Understanding our Past
Carbon-14 dating has allowed us to accurately date historical artifacts. All living beings (plant or animal) have the same ratio of carbon-14 to carbon-12. When plants or animals die, the ratio changes and this change can be used to determine the matters age. This technique is used to date specimens from 50 to 60,000 years C-14 dating is useful for dating items up to about 50,000 – 60,000 years ago (useful for dating organisms like Neanderthals and ice age animals).
- The age of Egyptian mummies is determined to be over 2,000 years old using carbon dating
- Charcoal from the “Marmes Man” site in southeastern Washington allowed us to determine that the oldest known inhabited sites in North America are just over 10,000 years old.
Other radioactive techniques using beryllium, aluminum, potassium, argon, and uranium have been developed to measure specimens older than 50,000 years.
- The age of Lucy, the most famous Australopithecus afarensis, was determined to be 3.2 million-year-old using argon-argon dating.
- The age of Earth was determined to be 4.6 million years old using uranium-lead dating.
- The Potassium-argon method was used by the Mars Curiosity rover to date rocks on the surface of Mars at 60-100 million years old.
DID YOU KNOW?
If we look at the carbon-14 atom, we find that C-14 does not last forever. There is a time when it loses its extra neutrons and becomes carbon-12. The loss of those neutrons is called radioactive decay. That decay happens regularly. For carbon, the decay happens in a few thousand years (5,730 years). Some elements take longer, and others have a decay that happens over a period of minutes. Archaeologists are able to use their knowledge of radioactive decay when they need to know the date of an object they dug up. C-14 locked in an object from several thousand years ago will decay at a certain rate.
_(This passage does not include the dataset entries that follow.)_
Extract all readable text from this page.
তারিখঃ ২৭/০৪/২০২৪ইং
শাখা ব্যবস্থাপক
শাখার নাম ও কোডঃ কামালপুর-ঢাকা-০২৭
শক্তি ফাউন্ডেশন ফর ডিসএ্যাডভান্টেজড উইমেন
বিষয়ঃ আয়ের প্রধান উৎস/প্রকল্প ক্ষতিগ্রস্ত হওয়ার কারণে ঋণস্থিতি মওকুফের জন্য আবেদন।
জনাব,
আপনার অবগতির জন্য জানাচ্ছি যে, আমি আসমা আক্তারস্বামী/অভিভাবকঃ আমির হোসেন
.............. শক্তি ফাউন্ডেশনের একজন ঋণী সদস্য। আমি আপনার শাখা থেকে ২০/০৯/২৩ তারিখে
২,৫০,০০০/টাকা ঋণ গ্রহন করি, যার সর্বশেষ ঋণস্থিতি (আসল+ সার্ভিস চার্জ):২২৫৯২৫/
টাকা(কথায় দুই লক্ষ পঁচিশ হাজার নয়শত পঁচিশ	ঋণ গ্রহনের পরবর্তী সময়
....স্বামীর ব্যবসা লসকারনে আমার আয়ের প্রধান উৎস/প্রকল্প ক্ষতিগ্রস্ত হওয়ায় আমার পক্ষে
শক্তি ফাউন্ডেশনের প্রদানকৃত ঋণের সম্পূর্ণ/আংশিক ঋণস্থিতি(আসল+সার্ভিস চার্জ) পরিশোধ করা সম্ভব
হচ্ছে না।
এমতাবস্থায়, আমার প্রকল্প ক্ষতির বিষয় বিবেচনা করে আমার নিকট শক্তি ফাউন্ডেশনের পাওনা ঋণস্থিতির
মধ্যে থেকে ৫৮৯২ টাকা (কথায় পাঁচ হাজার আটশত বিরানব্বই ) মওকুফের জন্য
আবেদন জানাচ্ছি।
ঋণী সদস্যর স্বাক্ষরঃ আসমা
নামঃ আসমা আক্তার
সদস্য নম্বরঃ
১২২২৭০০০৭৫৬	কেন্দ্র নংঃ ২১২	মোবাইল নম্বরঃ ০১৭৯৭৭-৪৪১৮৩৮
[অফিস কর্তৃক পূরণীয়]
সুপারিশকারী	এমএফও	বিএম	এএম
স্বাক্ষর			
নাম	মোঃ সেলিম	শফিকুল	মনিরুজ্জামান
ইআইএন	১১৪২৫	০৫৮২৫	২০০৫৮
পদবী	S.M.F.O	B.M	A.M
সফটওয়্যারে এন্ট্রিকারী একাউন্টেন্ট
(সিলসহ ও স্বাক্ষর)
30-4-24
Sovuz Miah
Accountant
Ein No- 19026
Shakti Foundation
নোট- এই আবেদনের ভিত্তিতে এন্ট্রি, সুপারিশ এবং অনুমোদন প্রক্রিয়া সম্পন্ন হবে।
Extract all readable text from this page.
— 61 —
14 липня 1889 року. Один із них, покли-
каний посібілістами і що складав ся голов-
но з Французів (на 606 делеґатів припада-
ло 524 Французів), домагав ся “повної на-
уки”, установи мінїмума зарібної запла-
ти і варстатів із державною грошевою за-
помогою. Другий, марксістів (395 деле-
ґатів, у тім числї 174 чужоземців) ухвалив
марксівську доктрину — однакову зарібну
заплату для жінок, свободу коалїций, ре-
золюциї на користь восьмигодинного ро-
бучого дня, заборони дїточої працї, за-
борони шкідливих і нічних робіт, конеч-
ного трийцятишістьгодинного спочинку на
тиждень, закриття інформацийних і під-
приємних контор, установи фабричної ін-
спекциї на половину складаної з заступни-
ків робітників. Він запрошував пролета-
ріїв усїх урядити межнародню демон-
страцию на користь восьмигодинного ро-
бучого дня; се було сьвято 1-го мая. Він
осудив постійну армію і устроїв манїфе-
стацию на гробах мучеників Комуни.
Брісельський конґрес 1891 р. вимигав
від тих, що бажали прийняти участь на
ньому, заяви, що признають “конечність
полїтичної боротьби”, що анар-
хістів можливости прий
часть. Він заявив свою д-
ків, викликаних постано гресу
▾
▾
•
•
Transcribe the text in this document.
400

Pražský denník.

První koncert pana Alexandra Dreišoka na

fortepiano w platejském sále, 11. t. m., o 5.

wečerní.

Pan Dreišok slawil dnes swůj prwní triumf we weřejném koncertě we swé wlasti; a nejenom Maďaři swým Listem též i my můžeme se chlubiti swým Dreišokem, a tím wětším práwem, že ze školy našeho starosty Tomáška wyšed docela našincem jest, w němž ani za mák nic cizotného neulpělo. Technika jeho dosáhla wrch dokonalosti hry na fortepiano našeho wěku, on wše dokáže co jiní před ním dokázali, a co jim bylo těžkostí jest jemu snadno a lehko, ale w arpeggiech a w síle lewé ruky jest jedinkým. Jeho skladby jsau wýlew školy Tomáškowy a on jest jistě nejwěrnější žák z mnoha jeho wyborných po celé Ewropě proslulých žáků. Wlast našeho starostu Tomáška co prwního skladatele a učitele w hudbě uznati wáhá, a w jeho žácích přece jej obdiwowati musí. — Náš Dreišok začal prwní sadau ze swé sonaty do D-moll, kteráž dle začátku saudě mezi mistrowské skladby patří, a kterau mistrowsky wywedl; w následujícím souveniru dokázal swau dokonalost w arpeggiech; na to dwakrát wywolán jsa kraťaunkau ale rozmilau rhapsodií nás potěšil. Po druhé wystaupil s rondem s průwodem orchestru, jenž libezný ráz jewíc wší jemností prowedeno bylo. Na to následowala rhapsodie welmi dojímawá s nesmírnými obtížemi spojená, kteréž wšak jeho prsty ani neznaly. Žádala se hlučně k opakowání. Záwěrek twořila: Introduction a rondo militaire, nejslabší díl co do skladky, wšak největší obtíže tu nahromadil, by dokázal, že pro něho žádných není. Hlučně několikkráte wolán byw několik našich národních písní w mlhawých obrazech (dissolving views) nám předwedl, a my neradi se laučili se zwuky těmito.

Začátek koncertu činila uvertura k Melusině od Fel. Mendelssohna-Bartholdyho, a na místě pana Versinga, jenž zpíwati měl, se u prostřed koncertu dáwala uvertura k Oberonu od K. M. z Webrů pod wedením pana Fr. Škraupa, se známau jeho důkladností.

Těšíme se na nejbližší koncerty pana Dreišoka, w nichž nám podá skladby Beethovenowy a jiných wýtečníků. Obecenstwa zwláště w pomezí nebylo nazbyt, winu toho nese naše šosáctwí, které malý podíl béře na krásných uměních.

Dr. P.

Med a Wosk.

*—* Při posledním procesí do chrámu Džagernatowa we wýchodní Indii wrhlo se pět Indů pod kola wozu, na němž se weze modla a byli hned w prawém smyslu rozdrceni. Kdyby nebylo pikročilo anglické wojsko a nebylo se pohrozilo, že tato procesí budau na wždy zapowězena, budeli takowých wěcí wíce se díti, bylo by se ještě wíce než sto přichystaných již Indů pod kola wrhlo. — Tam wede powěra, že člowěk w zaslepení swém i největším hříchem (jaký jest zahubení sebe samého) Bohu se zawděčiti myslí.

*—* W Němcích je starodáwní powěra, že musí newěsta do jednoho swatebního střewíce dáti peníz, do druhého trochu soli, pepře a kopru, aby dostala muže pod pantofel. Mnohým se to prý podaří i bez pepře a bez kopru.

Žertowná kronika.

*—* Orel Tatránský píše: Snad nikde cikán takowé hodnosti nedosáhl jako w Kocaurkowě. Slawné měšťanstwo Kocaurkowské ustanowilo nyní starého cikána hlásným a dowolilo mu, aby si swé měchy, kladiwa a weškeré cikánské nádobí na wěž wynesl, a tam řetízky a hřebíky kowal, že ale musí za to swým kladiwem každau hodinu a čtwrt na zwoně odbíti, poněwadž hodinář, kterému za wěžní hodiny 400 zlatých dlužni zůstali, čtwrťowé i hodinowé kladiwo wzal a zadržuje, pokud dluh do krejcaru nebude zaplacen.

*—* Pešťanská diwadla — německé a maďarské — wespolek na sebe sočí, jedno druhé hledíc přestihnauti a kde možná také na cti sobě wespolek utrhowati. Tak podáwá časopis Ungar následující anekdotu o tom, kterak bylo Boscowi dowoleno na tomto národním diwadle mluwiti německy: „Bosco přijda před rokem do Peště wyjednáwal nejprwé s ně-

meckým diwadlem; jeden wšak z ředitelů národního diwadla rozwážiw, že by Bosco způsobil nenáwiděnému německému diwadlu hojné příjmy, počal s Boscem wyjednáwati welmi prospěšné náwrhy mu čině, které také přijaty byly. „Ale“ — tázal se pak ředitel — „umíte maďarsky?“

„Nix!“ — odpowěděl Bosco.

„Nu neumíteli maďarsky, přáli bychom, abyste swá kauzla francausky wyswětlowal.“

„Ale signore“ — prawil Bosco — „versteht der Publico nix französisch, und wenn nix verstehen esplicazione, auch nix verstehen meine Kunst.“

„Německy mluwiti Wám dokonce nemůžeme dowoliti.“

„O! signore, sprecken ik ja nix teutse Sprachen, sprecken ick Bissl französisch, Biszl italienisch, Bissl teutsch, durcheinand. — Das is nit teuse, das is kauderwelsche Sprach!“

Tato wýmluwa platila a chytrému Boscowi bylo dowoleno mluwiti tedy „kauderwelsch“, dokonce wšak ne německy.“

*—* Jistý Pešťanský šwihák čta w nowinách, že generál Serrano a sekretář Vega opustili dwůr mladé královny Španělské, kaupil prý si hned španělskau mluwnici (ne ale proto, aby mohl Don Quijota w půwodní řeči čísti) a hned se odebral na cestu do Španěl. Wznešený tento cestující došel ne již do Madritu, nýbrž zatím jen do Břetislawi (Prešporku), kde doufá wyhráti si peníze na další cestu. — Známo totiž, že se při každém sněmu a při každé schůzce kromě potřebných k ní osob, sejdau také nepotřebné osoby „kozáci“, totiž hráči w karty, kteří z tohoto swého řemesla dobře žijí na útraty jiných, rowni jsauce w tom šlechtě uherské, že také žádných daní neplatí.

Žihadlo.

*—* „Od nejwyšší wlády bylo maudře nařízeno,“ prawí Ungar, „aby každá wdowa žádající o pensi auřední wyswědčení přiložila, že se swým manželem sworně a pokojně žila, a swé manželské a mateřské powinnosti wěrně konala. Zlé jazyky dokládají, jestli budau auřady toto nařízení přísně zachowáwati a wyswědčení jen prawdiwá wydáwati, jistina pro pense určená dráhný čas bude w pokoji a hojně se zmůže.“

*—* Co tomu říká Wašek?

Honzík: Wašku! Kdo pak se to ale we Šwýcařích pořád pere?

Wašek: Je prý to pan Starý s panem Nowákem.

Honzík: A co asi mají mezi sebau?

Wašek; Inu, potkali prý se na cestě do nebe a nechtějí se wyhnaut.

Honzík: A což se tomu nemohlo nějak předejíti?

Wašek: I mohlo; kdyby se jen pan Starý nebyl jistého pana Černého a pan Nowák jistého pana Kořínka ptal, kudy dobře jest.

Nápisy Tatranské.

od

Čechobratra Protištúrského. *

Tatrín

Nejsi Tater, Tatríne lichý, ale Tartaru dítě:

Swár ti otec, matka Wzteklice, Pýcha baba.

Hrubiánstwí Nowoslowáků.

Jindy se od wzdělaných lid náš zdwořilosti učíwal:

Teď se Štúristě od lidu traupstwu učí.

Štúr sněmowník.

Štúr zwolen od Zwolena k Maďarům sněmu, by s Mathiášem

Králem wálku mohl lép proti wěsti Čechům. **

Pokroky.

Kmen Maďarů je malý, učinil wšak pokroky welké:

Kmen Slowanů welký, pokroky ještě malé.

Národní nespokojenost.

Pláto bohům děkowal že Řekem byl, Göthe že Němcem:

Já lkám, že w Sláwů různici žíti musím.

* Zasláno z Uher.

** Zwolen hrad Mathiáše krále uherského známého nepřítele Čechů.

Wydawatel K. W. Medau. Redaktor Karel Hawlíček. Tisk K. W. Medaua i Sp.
With this knowledge, archaeologists can measure how many thousands of years old an object is.
Very few people know that radiation plays a significant role in transforming gems into desirable colors. Gemstones can be enhanced from their natural condition by irradiation.
- Diamonds change from off-white to green or yellow
- Pearls change to blue and gray (“black” pearls)
- Topaz changes from colorless to blue, intensifies yellow and orange, or creates green
Preserving Art and History
Radiation is used to restore and preserve artifacts that have been exposed to air. Irradiation kills microorganisms that can cause decay.
By using an x-ray fluorescence technique we can determine the chemical makeup of paint in rare paintings. This allows us to authenticate the age and place of origin of the painting and reveal a forgery.